= San Carlos Charter Learning Center =

Charter school in San Carlos, California, U.S.

San Carlos Charter Learning Center (SCCLC) is a public charter school in San Carlos, California, serving students in kindergarten through eighth grade. The school opened on August 29, 1994, and was the first charter school to open in California under the state's charter-school law. As of the 2025–26 school year, the school enrolled 367 students and was led by executive director Francis Dickinson.

== History ==
California's Charter Schools Act was enacted in 1992, and San Carlos Charter Learning Center opened two years later as the first charter school in the state. Early coverage described it as a school created from scratch rather than a conversion of an existing campus. It opened with about 85 students and initially operated in leased commercial space before moving to a site leased from the San Carlos Elementary School District.

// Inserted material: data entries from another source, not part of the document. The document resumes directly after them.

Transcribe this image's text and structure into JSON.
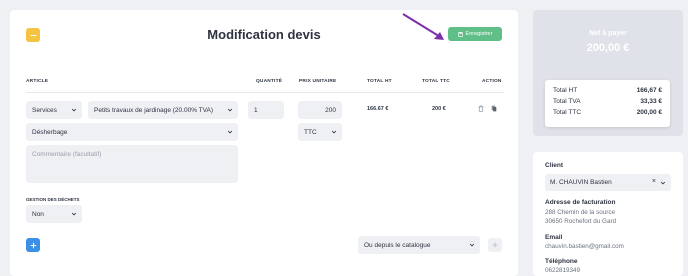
{
  "header": {
    "title": "Modification devis",
    "save_label": "Enregistrer"
  },
  "table": {
    "columns": {
      "article": "ARTICLE",
      "quantity": "QUANTITÉ",
      "unit_price": "PRIX UNITAIRE",
      "total_ht": "TOTAL HT",
      "total_ttc": "TOTAL TTC",
      "action": "ACTION"
    },
    "row": {
      "category": "Services",
      "product": "Petits travaux de jardinage (20.00% TVA)",
      "quantity": "1",
      "unit_price": "200",
      "total_ht": "166.67 €",
      "total_ttc": "200 €",
      "subproduct": "Désherbage",
      "price_mode": "TTC",
      "comment_placeholder": "Commentaire (facultatif)"
    }
  },
  "waste": {
    "label": "GESTION DES DÉCHETS",
    "value": "Non"
  },
  "catalog": {
    "label": "Ou depuis le catalogue"
  },
  "payment": {
    "title": "Net à payer",
    "amount": "200,00 €",
    "totals": [
      {
        "label": "Total HT",
        "value": "166,67 €"
      },
      {
        "label": "Total TVA",
        "value": "33,33 €"
      },
      {
        "label": "Total TTC",
        "value": "200,00 €"
      }
    ]
  },
  "client": {
    "label": "Client",
    "value": "M. CHAUVIN Bastien",
    "billing_label": "Adresse de facturation",
    "billing_line1": "288 Chemin de la source",
    "billing_line2": "30650 Rochefort du Gard",
    "email_label": "Email",
    "email": "chauvin.bastien@gmail.com",
    "phone_label": "Téléphone",
    "phone": "0622819349"
  },
  "colors": {
    "accent_yellow": "#f5c242",
    "save_green": "#5fbf87",
    "add_blue": "#3b8fe6",
    "arrow_purple": "#7b2fa8"
  },
  "icons": [
    "back-icon",
    "save-icon",
    "trash-icon",
    "copy-icon",
    "plus-icon",
    "chevron-down-icon",
    "clear-icon"
  ]
}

The school drew statewide and national attention during the early growth of California's charter-school movement. In September 1997, President Bill Clinton and First Lady Hillary Clinton visited the campus during a roundtable on charter schools, where the president promoted expanded federal support for charter-school start-up grants. Education Week later identified Susan J. Bragato, a leading figure in California's charter-school movement, as one of the school's founders.

== Educational approach ==
A 1996 survey of early California charter schools described San Carlos Charter Learning Center as a research-and-development site for its sponsor district, with an instructional program emphasizing science, arts and humanities, technology, thematic units, and multi-age learning experiences. In 2013, Education Week reported that the school used project-based learning, multi-age classes, and teacher-developed curriculum rather than standard textbooks, which staff said gave the school flexibility in adapting to the Common Core standards.

The California Department of Education lists the school as an active direct-funded charter with charter number 0001, serving grades K through 8 at 750 Dartmouth Avenue in San Carlos.